The surface movement of the landslide is being monitored using a robotic survey station. The survey station automatically tracks the position of survey prisms installed on the landslide and the collected data is managed and displayed through custom software, which allows the entire system to run remotely. The survey station has been installed on the hillside opposite (south) the landslide. The survey error of the total station installed at Taihape varies for each prism and is dependent on several factors, mainly temperature and pressure, caused by changes in the weather. The prisms installed on the landslide have been strategically located based on engineering geological mapping and the results from historical surface movement surveys. Several prisms have also been installed off the landslide (on stable ground) to act as back sites for the monitoring. These stable prisms are then used to calculate the movement of the prisms installed on the landslide. The distance from the survey station to each prism varies, and typically ranges from 700 to 1000 m.

Typical rain gauge and piezometer installation.

The monitoring network

At present the prisms installed on the landslide are monitored at hourly intervals, the piezometers record a groundwater measurement every five minutes and the rain gauges record rainfall as and when rainfall occurs. The data from the instruments on the landslide is transferred to GNS Science via a communications network. The data is then checked and the results are calculated. The photographs show what the different types of equipment actually look like. The process of retrieving the data takes approximately one hour from site (Taihape) to the office (GNS Science, Avalon).

Results from the Monitoring

Recent monitoring data can be viewed here (Graphs A, B & C).

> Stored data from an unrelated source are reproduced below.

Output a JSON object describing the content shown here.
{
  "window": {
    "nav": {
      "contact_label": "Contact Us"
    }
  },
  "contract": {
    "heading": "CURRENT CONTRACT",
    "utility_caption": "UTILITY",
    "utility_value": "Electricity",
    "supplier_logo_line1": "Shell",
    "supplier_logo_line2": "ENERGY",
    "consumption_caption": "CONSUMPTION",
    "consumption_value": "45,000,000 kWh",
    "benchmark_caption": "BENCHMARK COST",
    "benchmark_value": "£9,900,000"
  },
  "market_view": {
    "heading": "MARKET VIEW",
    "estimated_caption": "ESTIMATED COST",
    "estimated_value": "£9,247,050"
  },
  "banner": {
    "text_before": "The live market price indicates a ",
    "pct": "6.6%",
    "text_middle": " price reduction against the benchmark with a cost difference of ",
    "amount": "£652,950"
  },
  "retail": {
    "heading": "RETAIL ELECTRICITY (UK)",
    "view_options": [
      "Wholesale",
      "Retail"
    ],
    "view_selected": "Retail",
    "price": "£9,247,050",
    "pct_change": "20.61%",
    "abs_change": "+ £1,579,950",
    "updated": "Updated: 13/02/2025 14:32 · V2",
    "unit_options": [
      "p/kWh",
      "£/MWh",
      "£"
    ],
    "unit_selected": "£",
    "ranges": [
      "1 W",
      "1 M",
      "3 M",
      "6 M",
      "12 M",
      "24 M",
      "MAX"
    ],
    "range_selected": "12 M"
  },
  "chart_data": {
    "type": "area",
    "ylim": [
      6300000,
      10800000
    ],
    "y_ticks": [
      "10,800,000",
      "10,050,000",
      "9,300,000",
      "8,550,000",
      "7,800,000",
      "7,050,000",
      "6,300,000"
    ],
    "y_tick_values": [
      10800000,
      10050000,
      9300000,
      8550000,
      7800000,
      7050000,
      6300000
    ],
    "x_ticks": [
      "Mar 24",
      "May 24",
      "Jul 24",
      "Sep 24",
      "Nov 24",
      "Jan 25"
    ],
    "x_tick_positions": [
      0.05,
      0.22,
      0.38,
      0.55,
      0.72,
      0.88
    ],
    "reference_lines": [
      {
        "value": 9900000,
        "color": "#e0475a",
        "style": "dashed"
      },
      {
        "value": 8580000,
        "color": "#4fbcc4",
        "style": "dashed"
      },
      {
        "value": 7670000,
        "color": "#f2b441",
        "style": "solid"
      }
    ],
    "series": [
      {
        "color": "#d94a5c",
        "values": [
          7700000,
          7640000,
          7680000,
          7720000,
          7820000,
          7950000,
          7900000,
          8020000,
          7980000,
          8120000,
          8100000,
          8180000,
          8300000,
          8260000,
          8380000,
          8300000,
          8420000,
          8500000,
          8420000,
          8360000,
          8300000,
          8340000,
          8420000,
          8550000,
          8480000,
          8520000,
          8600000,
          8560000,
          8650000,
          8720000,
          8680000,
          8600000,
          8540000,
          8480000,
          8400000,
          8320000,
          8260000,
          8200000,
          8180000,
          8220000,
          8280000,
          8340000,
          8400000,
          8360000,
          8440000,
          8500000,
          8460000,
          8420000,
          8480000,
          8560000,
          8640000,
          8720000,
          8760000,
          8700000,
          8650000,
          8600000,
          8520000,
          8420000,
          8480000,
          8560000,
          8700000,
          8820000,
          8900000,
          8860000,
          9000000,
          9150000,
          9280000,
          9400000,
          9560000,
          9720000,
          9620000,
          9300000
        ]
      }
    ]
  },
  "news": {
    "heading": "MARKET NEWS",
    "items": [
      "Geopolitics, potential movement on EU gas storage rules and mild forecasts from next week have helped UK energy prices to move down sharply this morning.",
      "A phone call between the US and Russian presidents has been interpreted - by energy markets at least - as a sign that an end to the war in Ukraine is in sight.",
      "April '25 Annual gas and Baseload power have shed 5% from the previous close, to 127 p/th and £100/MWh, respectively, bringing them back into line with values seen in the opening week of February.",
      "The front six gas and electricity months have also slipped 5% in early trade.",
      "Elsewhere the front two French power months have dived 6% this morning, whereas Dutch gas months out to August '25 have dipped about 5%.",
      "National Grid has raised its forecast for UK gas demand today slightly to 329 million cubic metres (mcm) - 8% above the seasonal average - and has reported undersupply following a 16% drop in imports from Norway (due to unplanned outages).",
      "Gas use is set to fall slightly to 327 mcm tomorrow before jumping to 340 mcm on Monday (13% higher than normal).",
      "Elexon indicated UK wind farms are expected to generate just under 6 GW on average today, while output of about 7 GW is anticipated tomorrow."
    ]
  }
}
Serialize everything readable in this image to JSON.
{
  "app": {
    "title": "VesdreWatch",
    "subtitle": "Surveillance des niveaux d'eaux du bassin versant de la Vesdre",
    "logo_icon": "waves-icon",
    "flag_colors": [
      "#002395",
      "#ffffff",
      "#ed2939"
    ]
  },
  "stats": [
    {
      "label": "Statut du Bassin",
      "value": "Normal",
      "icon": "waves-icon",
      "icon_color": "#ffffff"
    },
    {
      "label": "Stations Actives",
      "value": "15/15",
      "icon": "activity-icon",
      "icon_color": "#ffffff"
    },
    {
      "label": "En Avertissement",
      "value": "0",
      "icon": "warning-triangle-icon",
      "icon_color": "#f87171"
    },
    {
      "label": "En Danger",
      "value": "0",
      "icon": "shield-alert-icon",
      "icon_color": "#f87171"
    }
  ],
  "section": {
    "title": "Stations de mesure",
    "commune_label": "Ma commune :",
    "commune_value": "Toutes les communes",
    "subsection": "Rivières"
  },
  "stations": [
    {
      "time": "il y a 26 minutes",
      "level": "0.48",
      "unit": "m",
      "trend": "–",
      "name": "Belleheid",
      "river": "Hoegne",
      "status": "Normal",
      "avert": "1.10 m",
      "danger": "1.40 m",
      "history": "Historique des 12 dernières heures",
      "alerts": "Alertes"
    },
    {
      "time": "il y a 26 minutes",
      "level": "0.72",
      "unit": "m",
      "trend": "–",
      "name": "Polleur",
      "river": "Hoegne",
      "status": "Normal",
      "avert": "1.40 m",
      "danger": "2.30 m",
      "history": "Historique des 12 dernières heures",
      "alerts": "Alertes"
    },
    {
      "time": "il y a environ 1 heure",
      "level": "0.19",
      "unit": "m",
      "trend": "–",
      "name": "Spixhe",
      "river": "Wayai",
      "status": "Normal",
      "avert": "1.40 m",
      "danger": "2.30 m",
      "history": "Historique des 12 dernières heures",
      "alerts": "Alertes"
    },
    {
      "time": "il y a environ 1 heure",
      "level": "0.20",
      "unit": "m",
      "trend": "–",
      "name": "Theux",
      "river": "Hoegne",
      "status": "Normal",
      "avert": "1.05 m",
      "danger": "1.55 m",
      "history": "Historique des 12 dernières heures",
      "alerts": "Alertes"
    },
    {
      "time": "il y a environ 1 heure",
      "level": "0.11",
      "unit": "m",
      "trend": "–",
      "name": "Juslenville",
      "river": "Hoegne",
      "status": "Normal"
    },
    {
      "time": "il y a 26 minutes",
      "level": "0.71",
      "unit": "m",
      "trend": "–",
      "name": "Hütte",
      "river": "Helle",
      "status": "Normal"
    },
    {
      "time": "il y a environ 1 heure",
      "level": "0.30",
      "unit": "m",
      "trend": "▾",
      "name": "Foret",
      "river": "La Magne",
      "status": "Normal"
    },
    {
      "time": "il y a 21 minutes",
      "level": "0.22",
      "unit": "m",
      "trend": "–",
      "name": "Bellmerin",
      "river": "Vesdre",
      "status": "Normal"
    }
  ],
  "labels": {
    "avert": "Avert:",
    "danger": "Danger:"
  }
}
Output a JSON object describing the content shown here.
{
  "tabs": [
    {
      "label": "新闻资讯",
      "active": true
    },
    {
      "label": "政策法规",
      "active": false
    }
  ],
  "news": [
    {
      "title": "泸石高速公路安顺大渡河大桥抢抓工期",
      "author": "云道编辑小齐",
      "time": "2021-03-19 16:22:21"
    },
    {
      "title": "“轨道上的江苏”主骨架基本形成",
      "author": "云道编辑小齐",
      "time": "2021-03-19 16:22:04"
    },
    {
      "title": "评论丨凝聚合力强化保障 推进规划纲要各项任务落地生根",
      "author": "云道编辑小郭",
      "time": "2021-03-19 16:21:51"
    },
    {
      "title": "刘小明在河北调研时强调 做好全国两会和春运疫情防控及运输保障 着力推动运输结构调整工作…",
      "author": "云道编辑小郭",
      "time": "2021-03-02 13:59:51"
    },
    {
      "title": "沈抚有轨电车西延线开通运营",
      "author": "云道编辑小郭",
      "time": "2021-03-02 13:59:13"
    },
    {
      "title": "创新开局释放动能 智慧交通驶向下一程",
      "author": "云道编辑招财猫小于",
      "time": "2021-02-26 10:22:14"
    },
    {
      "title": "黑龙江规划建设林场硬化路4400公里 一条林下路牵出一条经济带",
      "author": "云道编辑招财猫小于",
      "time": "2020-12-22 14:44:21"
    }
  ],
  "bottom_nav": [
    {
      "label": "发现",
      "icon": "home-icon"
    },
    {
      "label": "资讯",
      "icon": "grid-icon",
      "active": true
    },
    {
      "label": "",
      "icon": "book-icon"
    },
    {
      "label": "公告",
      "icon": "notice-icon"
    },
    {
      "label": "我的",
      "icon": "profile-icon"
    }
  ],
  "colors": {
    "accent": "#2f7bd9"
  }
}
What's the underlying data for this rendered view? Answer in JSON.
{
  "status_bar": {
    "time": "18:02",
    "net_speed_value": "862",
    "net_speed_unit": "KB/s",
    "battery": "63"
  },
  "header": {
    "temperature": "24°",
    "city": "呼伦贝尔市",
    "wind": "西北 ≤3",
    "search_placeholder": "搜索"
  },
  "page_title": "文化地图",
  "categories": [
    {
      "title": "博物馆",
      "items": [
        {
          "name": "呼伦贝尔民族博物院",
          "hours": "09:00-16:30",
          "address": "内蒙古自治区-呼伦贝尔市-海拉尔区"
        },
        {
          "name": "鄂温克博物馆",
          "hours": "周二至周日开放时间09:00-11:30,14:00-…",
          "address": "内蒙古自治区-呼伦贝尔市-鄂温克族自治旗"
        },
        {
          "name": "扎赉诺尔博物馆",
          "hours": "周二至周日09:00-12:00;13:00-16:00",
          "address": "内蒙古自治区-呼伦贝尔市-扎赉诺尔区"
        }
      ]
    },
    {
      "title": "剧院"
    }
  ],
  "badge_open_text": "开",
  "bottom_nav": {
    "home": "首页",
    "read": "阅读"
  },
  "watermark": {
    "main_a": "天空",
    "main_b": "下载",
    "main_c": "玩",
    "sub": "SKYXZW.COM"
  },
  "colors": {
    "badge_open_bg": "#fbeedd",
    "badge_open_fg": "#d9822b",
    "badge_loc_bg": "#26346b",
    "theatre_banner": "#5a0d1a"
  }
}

To view the data for the different prisms, piezometers and rain gauges please select the item from the left hand side of this window and select refresh or reload on your browser. A map showing the locations of the various instruments can also be found on this page. The different instruments can also be selected from the map, and the data for the chosen instruments will be shown once the refresh button has been clicked. The results shown on this web page are updated every 15 minutes.

The data shown on Graph A is the horizontal movement (displacement) calculated for each prism installed on the landslide. The main direction of landslide movement is approximately 160 degrees (towards the south-east) and so the displacement of each prism has been calculated in this direction. The data plotted on Graph A represents the average movement (of each prism) over a 24 hour period (daily average), with the data plotted cumulatively to give an indication of the total movement since monitoring began. The spikes in the data (shown on Graph A) are a result of the pressure and temperature fluctuations across the area. These are typically in the range of 1 to 3 mm and are essentially errors in the measurement process. It is therefore important when assessing movement of the landslide to look at the trends in the data rather than individual measurements. The data shown on Graph B is from the piezometers and has been shown as a water level relative to the ground surface in each of the 4 locations, and the data in Graph C shows the daily rainfall.

The information contained on this website is designed to give the viewer an overview of the monitoring being carried out by GNS Science. Much more detailed information is actually being gathered for the landslide, and this information is being used to assess the movement patterns of the landslide to aid in the implementation of mitigation works currently being assessed by EQC and Rangitikei District Council.

Data Web services

All data is made available via web services.

Equipment Locations

The NZMG locations of prisms, tipping bucket rain gauges, and borehole piezometers.

Processed Data

The processed data is available as XML and compressed (gzipped) XML web services. The compressed web services offer a considerable download bandwidth saving and should be used where possible.